So, recently when I was parsing zillions of rows of data and aggregating related data into partial CSV files and then aggregating the bits of partial of data to reports I thought - Aha! MapReduce.
For a whole bunch of good design decisions I was using Apache Camel - a neat pipelining tool which with a bit of help from ActiveMQ provides the sort of long running stability that I needed. Camel however does not do Map/Reduce, but it does have the Aggregator Integration pattern, which you can use to so a similar thing.
![]() |
Image courtesy of Carlos Oliveira |
Now, imagine you empty your jar of loose change into one of those coin counting machines in the Mall. Internally all the coins are sorted by falling through a hole which is either nickle, dime or quarter shaped and as they emerge from the other side they are counted*. That's aggregation Camel style.
I did hit a bit of a snag. I couldn't work out how to tell the Aggregator Integration pattern that there were no more files to come... Stop... Woaa-there... Desist!

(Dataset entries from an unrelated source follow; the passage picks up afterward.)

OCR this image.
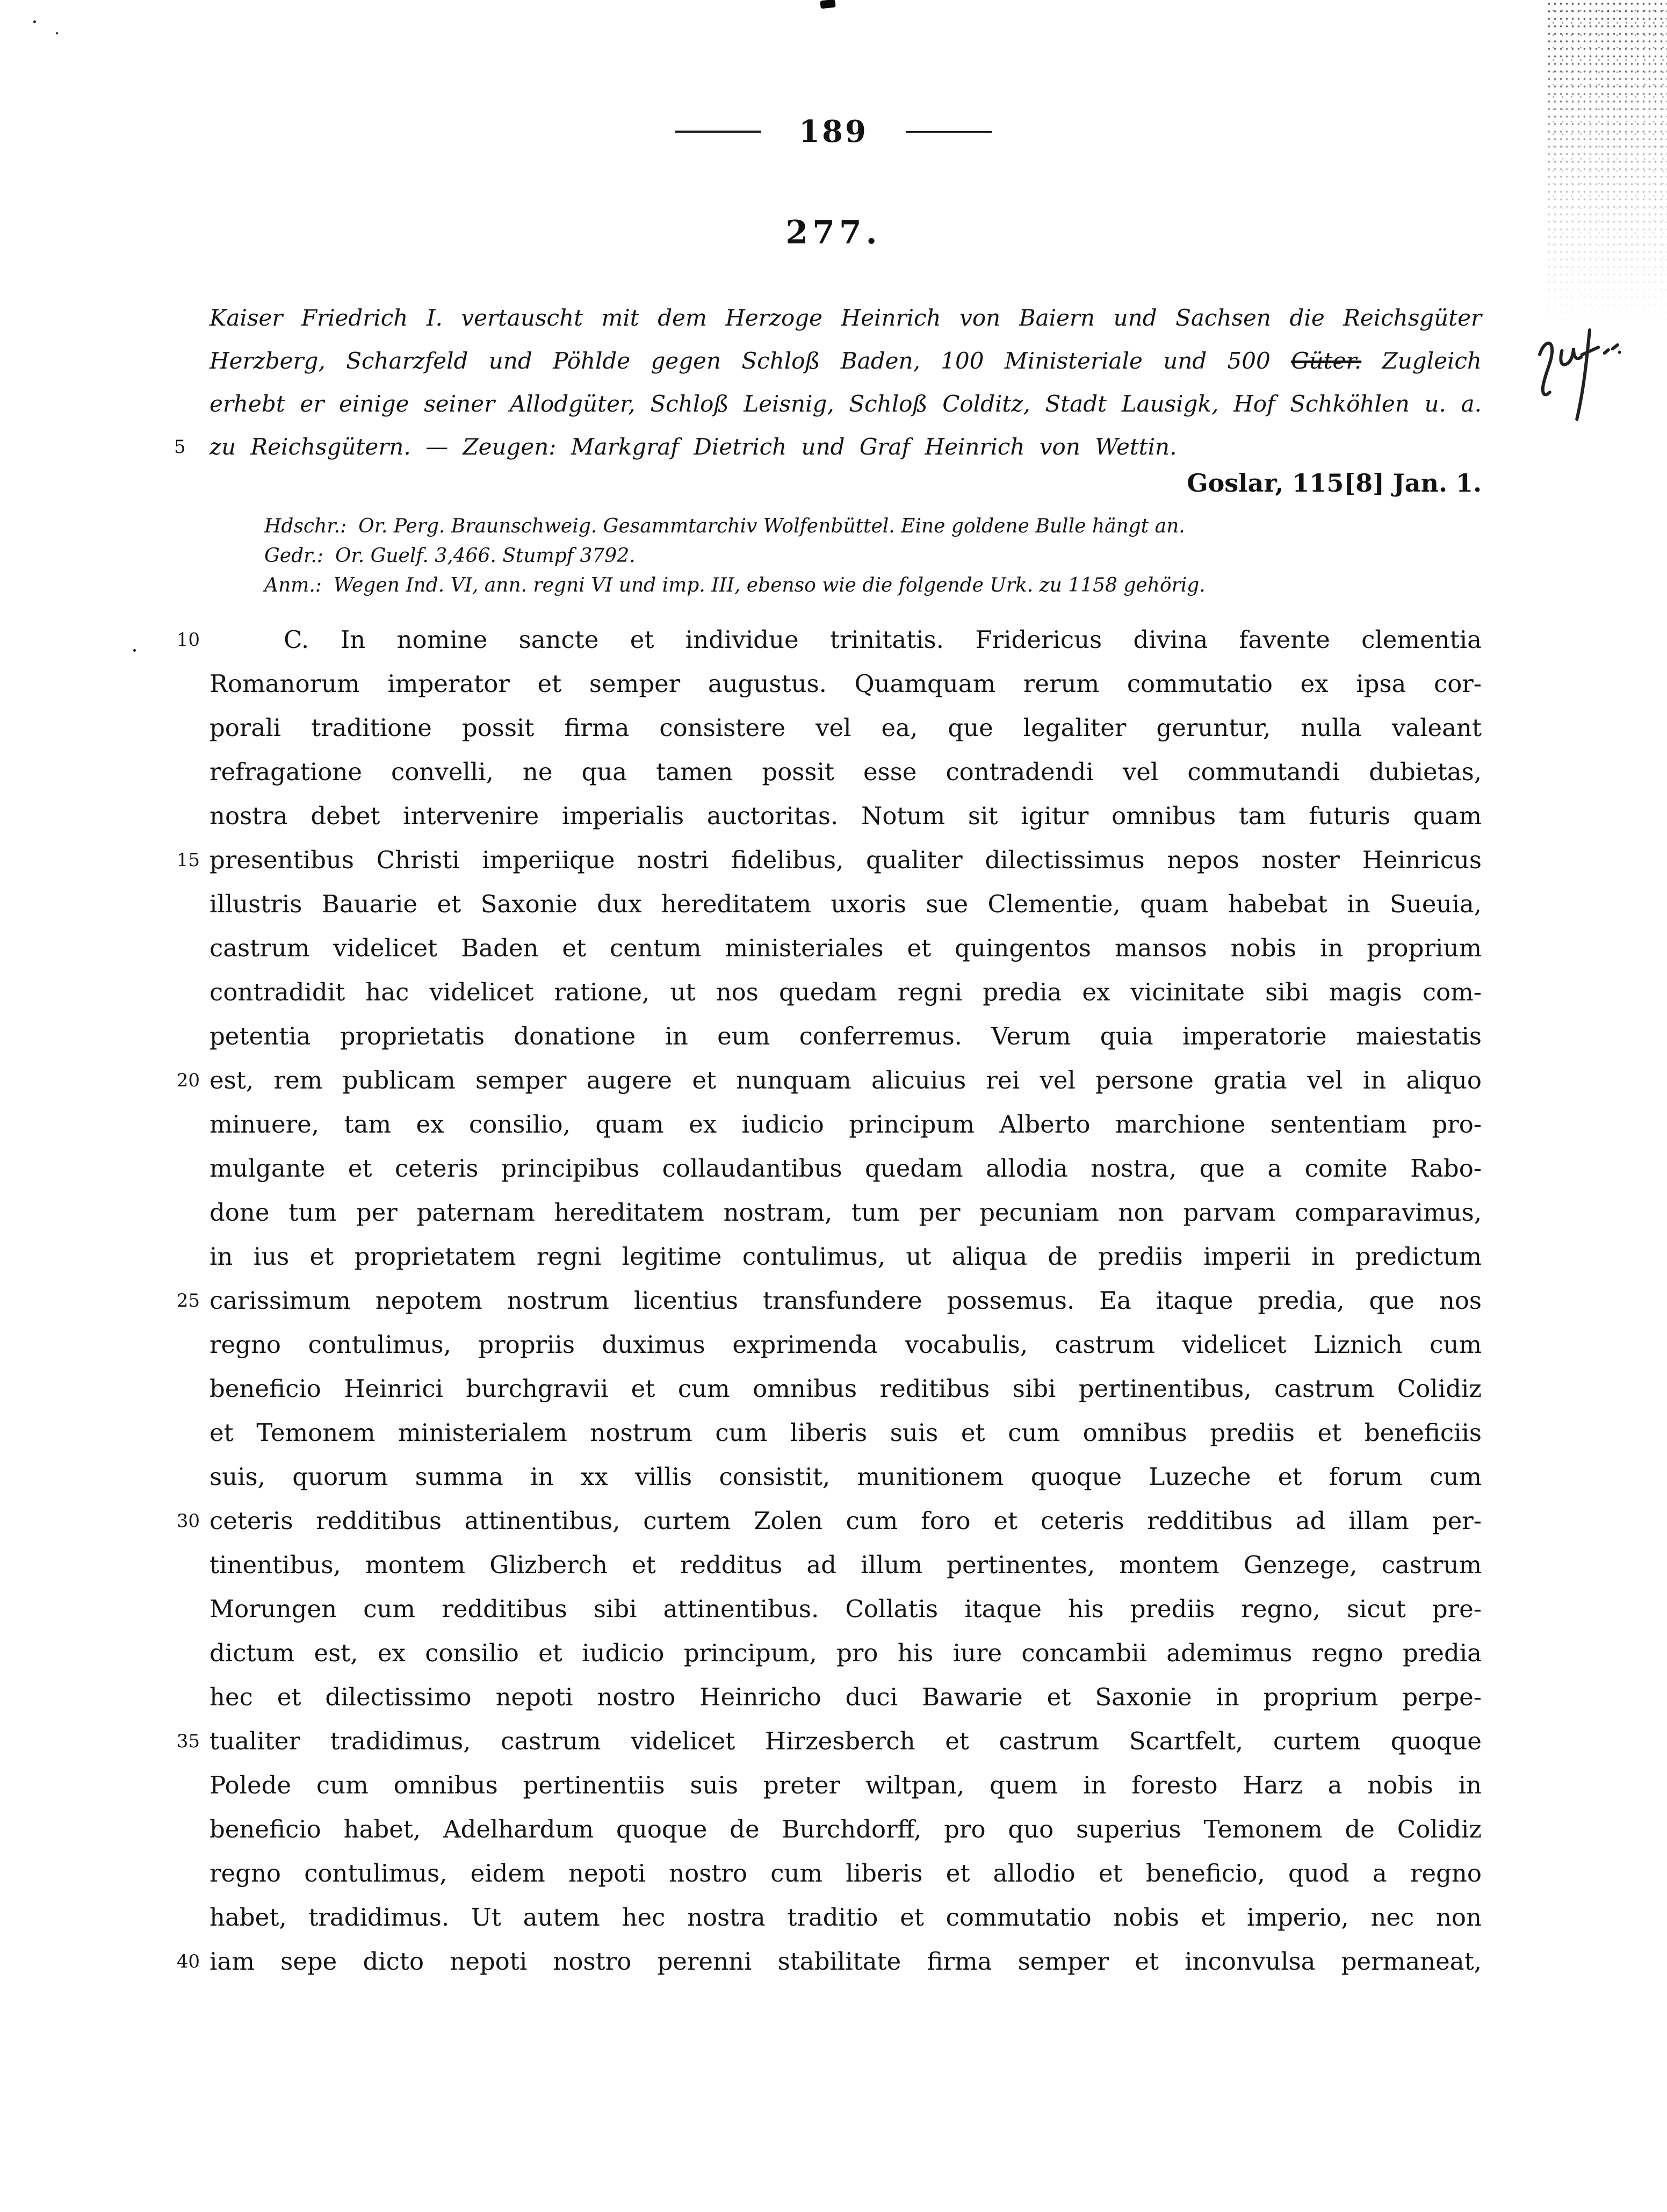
189
277.
Kaiser Friedrich I. vertauscht mit dem Herzoge Heinrich von Baiern und Sachsen die Reichsgüter
Herzberg, Scharzfeld und Pöhlde gegen Schloß Baden, 100 Ministeriale und 500 Güter. Zugleich
erhebt er einige seiner Allodgüter, Schloß Leisnig, Schloß Colditz, Stadt Lausigk, Hof Schköhlen u. a.
5	zu Reichsgütern. — Zeugen: Markgraf Dietrich und Graf Heinrich von Wettin.
Goslar, 115[8] Jan. 1.
Hdschr.: Or. Perg. Braunschweig. Gesammtarchiv Wolfenbüttel. Eine goldene Bulle hängt an.
Gedr.: Or. Guelf. 3,466. Stumpf 3792.
Anm.: Wegen Ind. VI, ann. regni VI und imp. III, ebenso wie die folgende Urk. zu 1158 gehörig.
10	C. In nomine sancte et individue trinitatis. Fridericus divina favente clementia
Romanorum imperator et semper augustus. Quamquam rerum commutatio ex ipsa cor-
porali traditione possit firma consistere vel ea, que legaliter geruntur, nulla valeant
refragatione convelli, ne qua tamen possit esse contradendi vel commutandi dubietas,
nostra debet intervenire imperialis auctoritas. Notum sit igitur omnibus tam futuris quam
15 presentibus Christi imperiique nostri fidelibus, qualiter dilectissimus nepos noster Heinricus
illustris Bauarie et Saxonie dux hereditatem uxoris sue Clementie, quam habebat in Sueuia,
castrum videlicet Baden et centum ministeriales et quingentos mansos nobis in proprium
contradidit hac videlicet ratione, ut nos quedam regni predia ex vicinitate sibi magis com-
petentia proprietatis donatione in eum conferremus. Verum quia imperatorie maiestatis
20 est, rem publicam semper augere et nunquam alicuius rei vel persone gratia vel in aliquo
minuere, tam ex consilio, quam ex iudicio principum Alberto marchione sententiam pro-
mulgante et ceteris principibus collaudantibus quedam allodia nostra, que a comite Rabo-
done tum per paternam hereditatem nostram, tum per pecuniam non parvam comparavimus,
in ius et proprietatem regni legitime contulimus, ut aliqua de prediis imperii in predictum
25 carissimum nepotem nostrum licentius transfundere possemus. Ea itaque predia, que nos
regno contulimus, propriis duximus exprimenda vocabulis, castrum videlicet Liznich cum
beneficio Heinrici burchgravii et cum omnibus reditibus sibi pertinentibus, castrum Colidiz
et Temonem ministerialem nostrum cum liberis suis et cum omnibus prediis et beneficiis
suis, quorum summa in xx villis consistit, munitionem quoque Luzeche et forum cum
30 ceteris redditibus attinentibus, curtem Zolen cum foro et ceteris redditibus ad illam per-
tinentibus, montem Glizberch et redditus ad illum pertinentes, montem Genzege, castrum
Morungen cum redditibus sibi attinentibus. Collatis itaque his prediis regno, sicut pre-
dictum est, ex consilio et iudicio principum, pro his iure concambii ademimus regno predia
hec et dilectissimo nepoti nostro Heinricho duci Bawarie et Saxonie in proprium perpe-
35 tualiter tradidimus, castrum videlicet Hirzesberch et castrum Scartfelt, curtem quoque
Polede cum omnibus pertinentiis suis preter wiltpan, quem in foresto Harz a nobis in
beneficio habet, Adelhardum quoque de Burchdorff, pro quo superius Temonem de Colidiz
regno contulimus, eidem nepoti nostro cum liberis et allodio et beneficio, quod a regno
habet, tradidimus. Ut autem hec nostra traditio et commutatio nobis et imperio, nec non
40 iam sepe dicto nepoti nostro perenni stabilitate firma semper et inconvulsa permaneat,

It turns out that hidden away (in the middle of the docs) the File endpoint rather usefully sets a flag in the headers called CamelBatchComplete which is just what I was looking for:
<route id="report_month_to_date"> | |
<from uri="file:partials" /> | |
<unmarshal><csv/></unmarshal> | |
<to uri="bean:myCsvHandler?method=doHandleCsvData" /> | |
<aggregate strategyRef="serviceStrategy"> | |
<correlationExpression> | |
<simple>${header.month} == ${date:now:yyyyMM}</simple> | |
</correlationExpression> | |
<completionPredicate> | |
<simple>${header.CamelBatchComplete}</simple> | |
</completionPredicate> | |
<to uri="file:reports/?fileName=${header.month}.csv" /> | |
</aggregate> | |
</route> |
* I have no idea how a coin counting machine works.